As noted above, this work was motivated by Big Data Modelling of SDG (BDMSDG) (Mwitondi et al. 2020, 2018a, b) and, particularly, by the way COVID–19 has impacted our ways of life (Zambrano-Monserrate et al. 2020, Bartik et al. 2020). The complex interactions of the SDG, the magnitude and dynamics of their data attributes as well as the deep and wide socio–economic and cultural variations across the globe present both a challenge and an opportunity to the SDG project. These attributes impinge on data–driven solutions as they contribute to not only data randomness but also to variations in underlying data relationships and definitions over time, commonly known as concept drift (Zenisek et al. 2019). It is, therefore, reasonable to align the spatio–temporal variations of the impact of COVID–19 with the potential to bridge societal knowledge gaps and gain a better understanding of the challenges we face through data–driven solutions. Data variations have been extensively studied and this work draws from existing modelling techniques such as the standard variants of cross-validation (Bo et al. 2006, Xu & Goodacre 2018) and permutation feature importance (Galkin et al. 2018). The work derives from statistical models like bagging and bootstrapping, which either rely on aggregation of classifiers or sample representativeness (Mwitondi et al. 2019). The SMA algorithm’s superiority lies in its built–in mechanics for efficiently handling data randomness (Mwitondi et al. 2019, 2020).
Since the onset of the COVID–19 pandemic, data visualisation tools have become increasingly common across the world. Many pre-existing dashboards like Our World in Data (Roser et al. 2018), the World Bank Group (WBGroup 2018), Johns Hopkins University Coronavirus Resource Center (CRC 2021) and the Millennium Institute (MI 2021) have developed tools for mapping the pandemic across the globe, some in near real-time. Figure 1, captured from the Johns Hopkins University COVID–19 dashboard on 7th July 2021 at 17:21 hrs, displays cases, deaths and vaccine doses administered by country as well as other data attributes via the menu items. While this kind of pattern visualisation is informative of the direction the pandemic is taking, just like the aforementioned tools, it is essentially an enhanced descriptive statistics generator. Its reliance on country–specific data accuracy leaves many unanswered questions. For instance, does it truly reflect data collection and reporting in all countries displayed? Does it provide a better understanding of the challenges we face? For answers to these and many other general questions, Zhang et al. (2014) recommend a bottom–up approach. Accuracy, completeness, consistency and other aspects of data quality have been widely studied and they remain a focal point in many fields (Cai & Zhu 2015, Zhang et al. 2017).

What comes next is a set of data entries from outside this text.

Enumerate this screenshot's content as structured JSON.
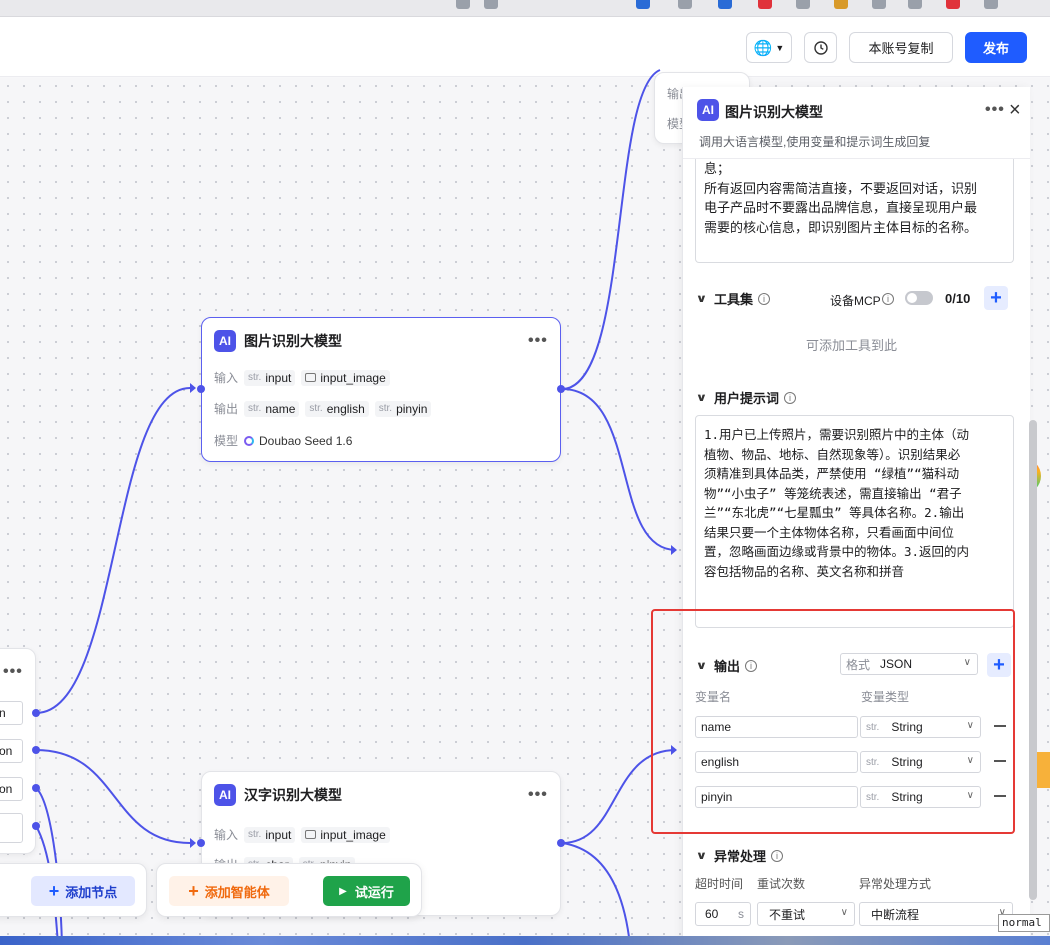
{
  "topbar": {
    "language_icon": "globe-icon",
    "history_icon": "clock-icon",
    "copy_label": "本账号复制",
    "publish_label": "发布"
  },
  "nodes": {
    "image_llm": {
      "title": "图片识别大模型",
      "input_label": "输入",
      "inputs": [
        {
          "type": "str.",
          "name": "input"
        },
        {
          "type": "img",
          "name": "input_image"
        }
      ],
      "output_label": "输出",
      "outputs": [
        {
          "type": "str.",
          "name": "name"
        },
        {
          "type": "str.",
          "name": "english"
        },
        {
          "type": "str.",
          "name": "pinyin"
        }
      ],
      "model_label": "模型",
      "model": "Doubao Seed 1.6"
    },
    "char_llm": {
      "title": "汉字识别大模型",
      "input_label": "输入",
      "inputs": [
        {
          "type": "str.",
          "name": "input"
        },
        {
          "type": "img",
          "name": "input_image"
        }
      ],
      "output_label": "输出",
      "outputs": [
        {
          "type": "str.",
          "name": "char"
        },
        {
          "type": "str.",
          "name": "pinyin"
        }
      ]
    },
    "top_right": {
      "output_label": "输出",
      "model_label": "模型"
    },
    "left_partial": {
      "rows": [
        "n",
        "on",
        "on",
        ""
      ]
    }
  },
  "toolbar": {
    "add_node": "添加节点",
    "add_agent": "添加智能体",
    "test_run": "试运行"
  },
  "panel": {
    "title": "图片识别大模型",
    "subtitle": "调用大语言模型,使用变量和提示词生成回复",
    "system_prompt_lines": [
      "息；",
      "所有返回内容需简洁直接，不要返回对话，识别",
      "电子产品时不要露出品牌信息，直接呈现用户最",
      "需要的核心信息，即识别图片主体目标的名称。"
    ],
    "tools": {
      "title": "工具集",
      "mcp_label": "设备MCP",
      "count": "0/10",
      "empty": "可添加工具到此"
    },
    "user_prompt": {
      "title": "用户提示词",
      "lines": [
        "1.用户已上传照片，需要识别照片中的主体（动",
        "植物、物品、地标、自然现象等）。识别结果必",
        "须精准到具体品类，严禁使用 “绿植”“猫科动",
        "物”“小虫子” 等笼统表述，需直接输出 “君子",
        "兰”“东北虎”“七星瓢虫” 等具体名称。2.输出",
        "结果只要一个主体物体名称，只看画面中间位",
        "置，忽略画面边缘或背景中的物体。3.返回的内",
        "容包括物品的名称、英文名称和拼音"
      ]
    },
    "output": {
      "title": "输出",
      "format_label": "格式",
      "format_value": "JSON",
      "col_name": "变量名",
      "col_type": "变量类型",
      "vars": [
        {
          "name": "name",
          "prefix": "str.",
          "type": "String"
        },
        {
          "name": "english",
          "prefix": "str.",
          "type": "String"
        },
        {
          "name": "pinyin",
          "prefix": "str.",
          "type": "String"
        }
      ]
    },
    "error": {
      "title": "异常处理",
      "col_timeout": "超时时间",
      "col_retry": "重试次数",
      "col_method": "异常处理方式",
      "timeout_value": "60",
      "timeout_unit": "s",
      "retry_value": "不重试",
      "method_value": "中断流程"
    }
  },
  "status_tooltip": "normal"
}
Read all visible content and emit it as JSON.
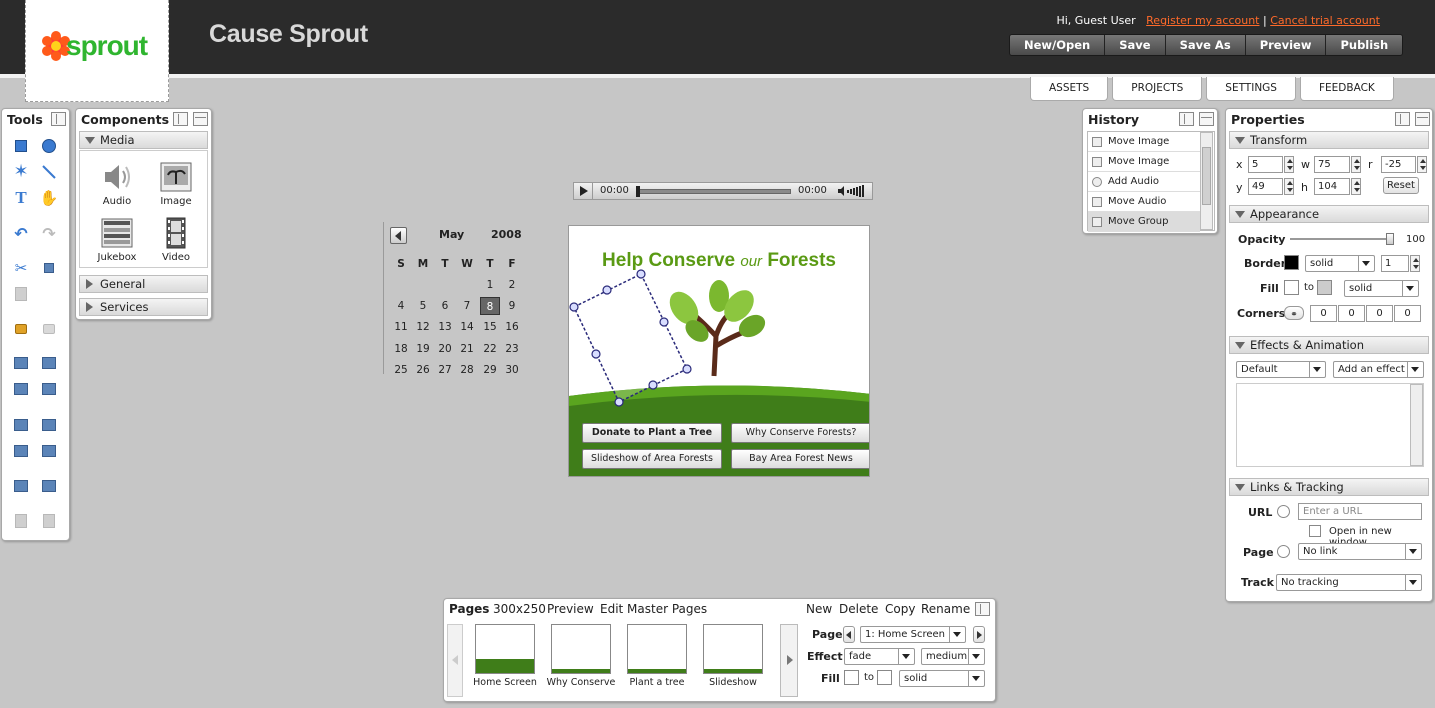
{
  "app": {
    "title": "Cause Sprout",
    "logo_text": "sprout"
  },
  "user_bar": {
    "greeting": "Hi, Guest User",
    "register": "Register my account",
    "separator": "|",
    "cancel": "Cancel trial account"
  },
  "toolbar": [
    "New/Open",
    "Save",
    "Save As",
    "Preview",
    "Publish"
  ],
  "main_tabs": [
    "ASSETS",
    "PROJECTS",
    "SETTINGS",
    "FEEDBACK"
  ],
  "tools": {
    "title": "Tools"
  },
  "components": {
    "title": "Components",
    "media_header": "Media",
    "items": [
      "Audio",
      "Image",
      "Jukebox",
      "Video"
    ],
    "general_header": "General",
    "services_header": "Services"
  },
  "audio_player": {
    "time_start": "00:00",
    "time_end": "00:00"
  },
  "calendar": {
    "month": "May",
    "year": "2008",
    "weekdays": [
      "S",
      "M",
      "T",
      "W",
      "T",
      "F"
    ],
    "rows": [
      [
        "",
        "",
        "",
        "",
        "1",
        "2"
      ],
      [
        "4",
        "5",
        "6",
        "7",
        "8",
        "9"
      ],
      [
        "11",
        "12",
        "13",
        "14",
        "15",
        "16"
      ],
      [
        "18",
        "19",
        "20",
        "21",
        "22",
        "23"
      ],
      [
        "25",
        "26",
        "27",
        "28",
        "29",
        "30"
      ]
    ],
    "selected": "8"
  },
  "canvas": {
    "title_a": "Help Conserve ",
    "title_b": "our",
    "title_c": " Forests",
    "buttons": [
      "Donate to Plant a Tree",
      "Why Conserve Forests?",
      "Slideshow of Area Forests",
      "Bay Area Forest News"
    ]
  },
  "history": {
    "title": "History",
    "items": [
      "Move Image",
      "Move Image",
      "Add Audio",
      "Move Audio",
      "Move Group"
    ]
  },
  "properties": {
    "title": "Properties",
    "transform": {
      "header": "Transform",
      "x_label": "x",
      "x": "5",
      "w_label": "w",
      "w": "75",
      "r_label": "r",
      "r": "-25",
      "y_label": "y",
      "y": "49",
      "h_label": "h",
      "h": "104",
      "reset": "Reset"
    },
    "appearance": {
      "header": "Appearance",
      "opacity_label": "Opacity",
      "opacity": "100",
      "opacity_level": 1.0,
      "border_label": "Border",
      "border_style": "solid",
      "border_width": "1",
      "fill_label": "Fill",
      "fill_to": "to",
      "fill_style": "solid",
      "corners_label": "Corners",
      "corners": [
        "0",
        "0",
        "0",
        "0"
      ]
    },
    "effects": {
      "header": "Effects & Animation",
      "preset": "Default",
      "add": "Add an effect"
    },
    "links": {
      "header": "Links & Tracking",
      "url_label": "URL",
      "url_placeholder": "Enter a URL",
      "new_window": "Open in new window",
      "page_label": "Page",
      "page_value": "No link",
      "track_label": "Track",
      "track_value": "No tracking"
    }
  },
  "pages": {
    "title": "Pages",
    "size": "300x250",
    "preview": "Preview",
    "edit_master": "Edit Master Pages",
    "actions": [
      "New",
      "Delete",
      "Copy",
      "Rename"
    ],
    "page_label": "Page",
    "page_value": "1: Home Screen",
    "effect_label": "Effect",
    "effect_value": "fade",
    "speed_value": "medium",
    "fill_label": "Fill",
    "fill_to": "to",
    "fill_style": "solid",
    "thumbs": [
      "Home Screen",
      "Why Conserve",
      "Plant a tree",
      "Slideshow"
    ]
  },
  "colors": {
    "header_bg": "#2b2b2b",
    "link": "#ff6a2a",
    "brand_green": "#5a9a14",
    "forest_green": "#3f7d19",
    "page_bg": "#c6c6c6"
  }
}
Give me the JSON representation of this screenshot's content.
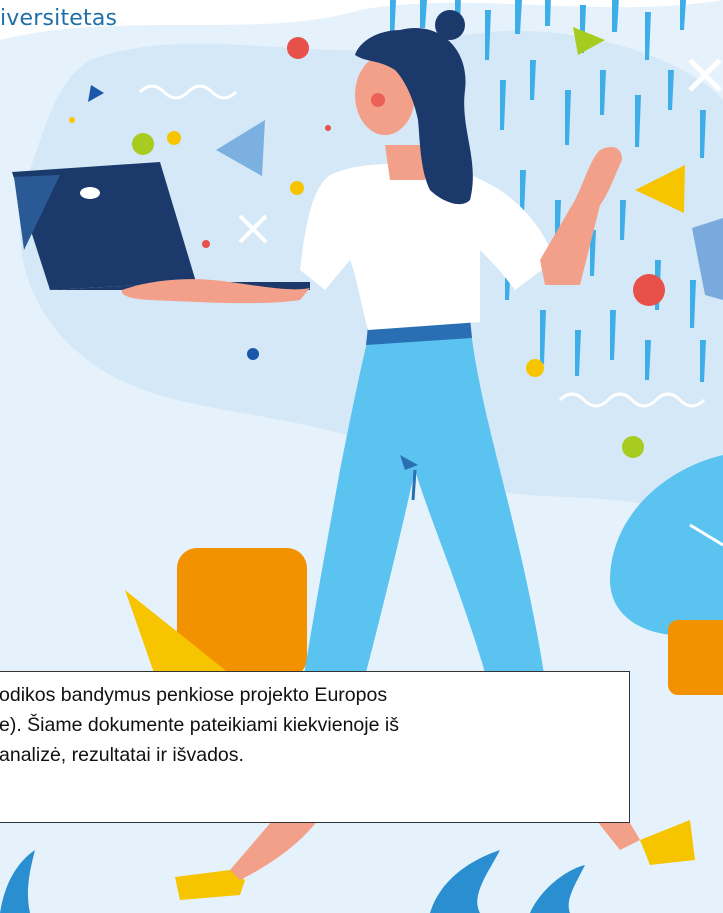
{
  "header": {
    "brand_text": "iversitetas"
  },
  "description": {
    "lines": [
      "odikos bandymus penkiose projekto Europos",
      "e). Šiame dokumente pateikiami kiekvienoje iš",
      "analizė, rezultatai ir išvados."
    ]
  },
  "colors": {
    "brand_blue": "#1f6fa8",
    "navy": "#1b3a6b",
    "light_blue": "#5bc3f0",
    "pale_blue": "#dcecf8",
    "orange": "#f39200",
    "yellow": "#f7c400",
    "red": "#e8504a",
    "green": "#a7cb1f",
    "skin": "#f3a08a"
  }
}
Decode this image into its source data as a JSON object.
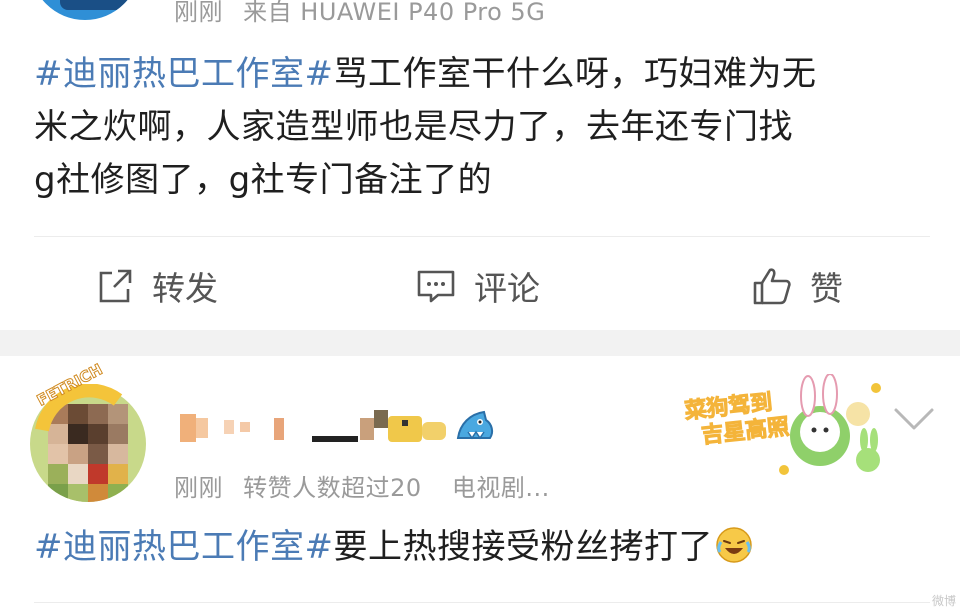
{
  "post1": {
    "meta": {
      "time": "刚刚",
      "source": "来自 HUAWEI P40 Pro 5G"
    },
    "hashtag": "#迪丽热巴工作室#",
    "text_lines": [
      "骂工作室干什么呀，巧妇难为无",
      "米之炊啊，人家造型师也是尽力了，去年还专门找",
      "g社修图了，g社专门备注了的"
    ],
    "actions": {
      "repost": "转发",
      "comment": "评论",
      "like": "赞"
    }
  },
  "post2": {
    "meta": {
      "time": "刚刚",
      "repost_count": "转赞人数超过20",
      "source": "电视剧..."
    },
    "hashtag": "#迪丽热巴工作室#",
    "text": "要上热搜接受粉丝拷打了",
    "avatar_badge": "FETRICH",
    "sticker_text": [
      "菜狗驾到",
      "吉星高照"
    ]
  },
  "watermark": "微博",
  "colors": {
    "hashtag": "#4b7bb5",
    "meta": "#9a9a9a",
    "separator": "#f2f2f2"
  }
}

The advent of dashboards has prompted further thinking on how they can be used for enhancing decision making processes by increasing transparency, accountability, stakeholders’ engagement, governance and institutional arrangements Matheus et al. (2020). Our work focuses on how to complement accessible descriptive data, through dashboards or otherwise, by modelling techniques to support decision making processes. It is guided by spatio-temporal variations in gaining insights into how different societies have been impacted by the pandemic.
This paper proposes an interdisciplinary approach for addressing the foregoing general questions based on structured and unstructured data modelling methods. The former is an interactive data animation and visualisation tool with a built-in ability to fire warning alerts, while the latter provides a predictive power using imagery data.
Spatio–temporal variations and data randomness are some of the main factors known to impinge on the conclusions we draw from data–driven solutions (Mwitondi & Said 2013). This work combines the power of Big Data, machine learning and interdisciplinarity to address those issues. Using real–life examples based on COVID–19 pandemic data, we examine how country–specific approaches to global challenges fit in the global prism of data–driven solutions. We seek to answer the question: How do spatio–temporal variations resonate with interdisciplinary tackling of global challenges? To answer the foregoing question, we set the following objectives.
The paper’s novelty derives from applied mechanics of Algorithms 1 and 2, within the context of the data-driven framework in Figure 2 and the implementation flow in Figure 3. Its main idea hinges on data randomness that characterises all learning models as a major cause of spatio-temporal variations, as described in Mwitondi & Said (2013). Using COVID-19 illustrations, the application highlights paths for combining domain knowledge, data, tools and skills in addressing global challenges across the SDG spectrum. Based on evidence from literature, we highlight the following aspects of contribution to knowledge.
The study methodology is based on structured and unstructured data. Its basic ideas are in the Sample-Measure-Assess (SMA) algorithm originally developed for structured data (Mwitondi et al. 2020, Said & Mwitondi 2021).
The section hinges on addressing data randomness that characterises all learning models and it is organised as follows. Section 2.1 provides a data–driven generic framework for addressing societal challenges from an interdisciplinary perspective, using sophisticated data modelling tools. It is followed by a data description in Section 2.2 and an outline of the implementation strategy in Section 2.3.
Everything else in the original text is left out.